Since GLib releases new versions every 6 months, and all new API is directly considered stable, is there going to be an unstable API period for this work as an exception (e.g. one year or one year and a half) ? That’s not what GLib currently does, but it would allow some time to test well the new system in the real world, finding potential refinements.

Or, at least, merge this work early in the development cycle to have 5 months to test the new APIs.

Or develop the system as a separate library (with the same G namespace), and merge it into GLib once it’s ready.

(Perhaps not for the initial work of moving GType into GLib core, but for later steps)

ptomato · January 14, 2025, 4:18am

This would be a lot less abstract for me if there were some examples of how you’d use the new API in an app.

For example let’s say I have a GTK app. I guess all of my custom widgets would stay the same until I ported to a version of GTK that had non-GObject-based widgets, but I’d immediately be able to replace all of my non-widget GObjects with lightweight objects?

ebassi · January 14, 2025, 10:12am

“Immediately” may be overselling it, but: yes, the idea is that you could move away from GObject for your own types.

The main issue is interoperability with GObject; for instance, if you have a GListModel implementation displayed by a list widget, you’d still need to use GObject for the row data:

we cannot compatibly change the GListModel interface to return a GTypeInstance
property bindings depend on GObject’s concept of properties

On the other hand, you could use GTypeInstance for the data stored inside a GObject wrapper, and ideally the various typed container API (GVector, GHashMap, GSet, and any future types we add there, would provide a shared API for iteration and change notification.

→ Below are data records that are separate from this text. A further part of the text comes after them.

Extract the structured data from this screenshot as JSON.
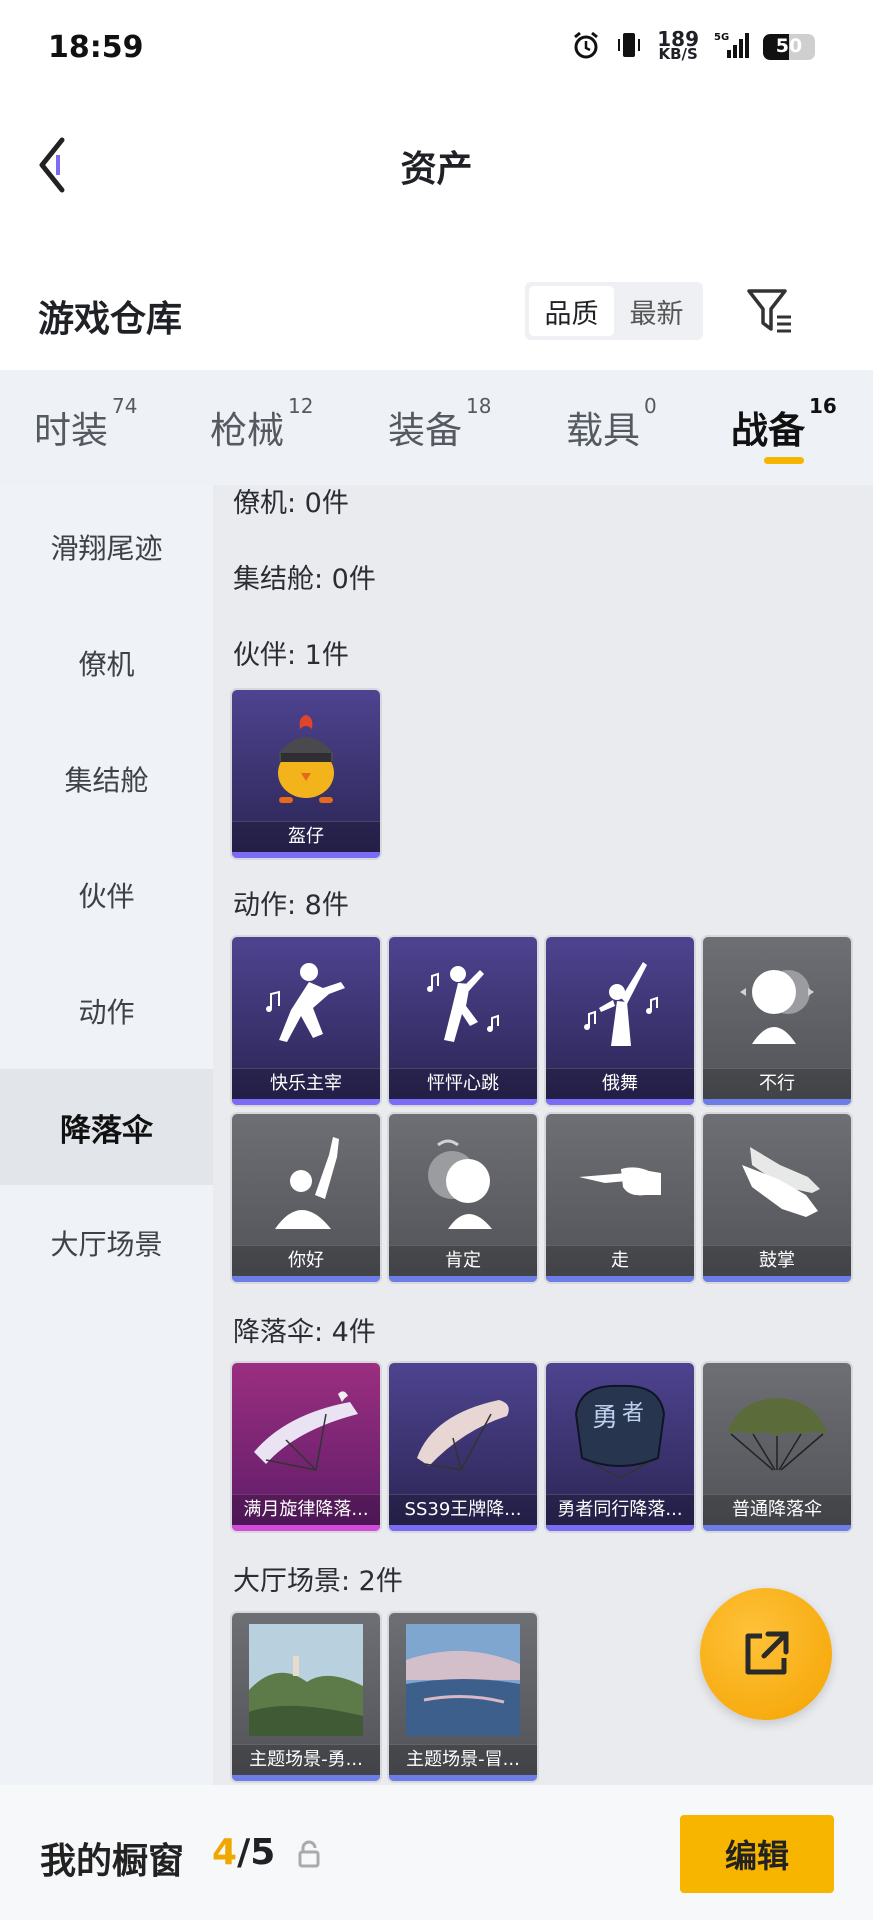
{
  "status_bar": {
    "time": "18:59",
    "net_speed": "189",
    "net_unit": "KB/S",
    "network": "5G",
    "battery": "50",
    "battery_level": 0.5
  },
  "header": {
    "back_icon": "chevron-left-icon",
    "title": "资产"
  },
  "warehouse": {
    "title": "游戏仓库",
    "sort_options": [
      "品质",
      "最新"
    ],
    "active_sort": "品质",
    "filter_icon": "filter-icon"
  },
  "tabs": [
    {
      "label": "时装",
      "count": "74"
    },
    {
      "label": "枪械",
      "count": "12"
    },
    {
      "label": "装备",
      "count": "18"
    },
    {
      "label": "载具",
      "count": "0"
    },
    {
      "label": "战备",
      "count": "16",
      "active": true
    }
  ],
  "sidebar": {
    "items": [
      {
        "label": "滑翔尾迹"
      },
      {
        "label": "僚机"
      },
      {
        "label": "集结舱"
      },
      {
        "label": "伙伴"
      },
      {
        "label": "动作"
      },
      {
        "label": "降落伞",
        "active": true
      },
      {
        "label": "大厅场景"
      }
    ]
  },
  "sections": [
    {
      "title": "僚机: 0件",
      "items": []
    },
    {
      "title": "集结舱: 0件",
      "items": []
    },
    {
      "title": "伙伴: 1件",
      "items": [
        {
          "name": "盔仔",
          "rarity": "purple",
          "icon": "chick-helmet-icon"
        }
      ]
    },
    {
      "title": "动作: 8件",
      "items": [
        {
          "name": "快乐主宰",
          "rarity": "purple",
          "icon": "dance-icon"
        },
        {
          "name": "怦怦心跳",
          "rarity": "purple",
          "icon": "dance-icon"
        },
        {
          "name": "俄舞",
          "rarity": "purple",
          "icon": "dance-icon"
        },
        {
          "name": "不行",
          "rarity": "gray",
          "icon": "head-shake-icon"
        },
        {
          "name": "你好",
          "rarity": "gray",
          "icon": "wave-icon"
        },
        {
          "name": "肯定",
          "rarity": "gray",
          "icon": "nod-icon"
        },
        {
          "name": "走",
          "rarity": "gray",
          "icon": "point-hand-icon"
        },
        {
          "name": "鼓掌",
          "rarity": "gray",
          "icon": "clap-icon"
        }
      ]
    },
    {
      "title": "降落伞: 4件",
      "items": [
        {
          "name": "满月旋律降落...",
          "rarity": "pink",
          "icon": "parachute-icon"
        },
        {
          "name": "SS39王牌降...",
          "rarity": "purple",
          "icon": "parachute-icon"
        },
        {
          "name": "勇者同行降落...",
          "rarity": "purple",
          "icon": "parachute-icon"
        },
        {
          "name": "普通降落伞",
          "rarity": "gray",
          "icon": "parachute-icon"
        }
      ]
    },
    {
      "title": "大厅场景: 2件",
      "items": [
        {
          "name": "主题场景-勇...",
          "rarity": "gray",
          "icon": "landscape-icon"
        },
        {
          "name": "主题场景-冒...",
          "rarity": "gray",
          "icon": "landscape-icon"
        }
      ]
    }
  ],
  "fab_icon": "share-icon",
  "showcase": {
    "label": "我的橱窗",
    "current": "4",
    "separator": "/",
    "total": "5",
    "lock_icon": "lock-icon",
    "edit_label": "编辑"
  },
  "colors": {
    "accent": "#f7b500",
    "rarity_purple": "#4e4390",
    "rarity_gray": "#6d6f74",
    "rarity_pink": "#9c2e80"
  }
}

In practice, porting over a library like GTK will take some time not just because of mechanical changes, but also for an API patterns redesign:

methods and functions that currently return a value and take a GError out argument would now return a GResult<T, GError> sum type
methods, functions, and properties that return or take a reference to an instance would explicitly use GRc<T> to signal their intent
methods, functions, and properties that take or return NULL would explicitly use GOption<T> to signal their intent
we’d be able to use collection types in the API, unlike the current state of using untyped data structures

This kind of re-design is going to take a while to shake out, and maybe it’ll go nowhere; but it’d still be a prerequisite if we ever decide to move the GNOME stack to another language, given that these concepts are prevalent everywhere.

ebassi · January 14, 2025, 10:16am

If this work gets merged—and it’s a big “if”, at the moment—then it’ll be merged piecemeal, to give time to people to digest it and incrementally work with it over multiple cycles.

No, this will definitely not happen. We have a proliferation of libraries already, and we cannot hijack the G namespace for an experiment. We’ve seen what happened with gobject-introspection, and its ~15 years history.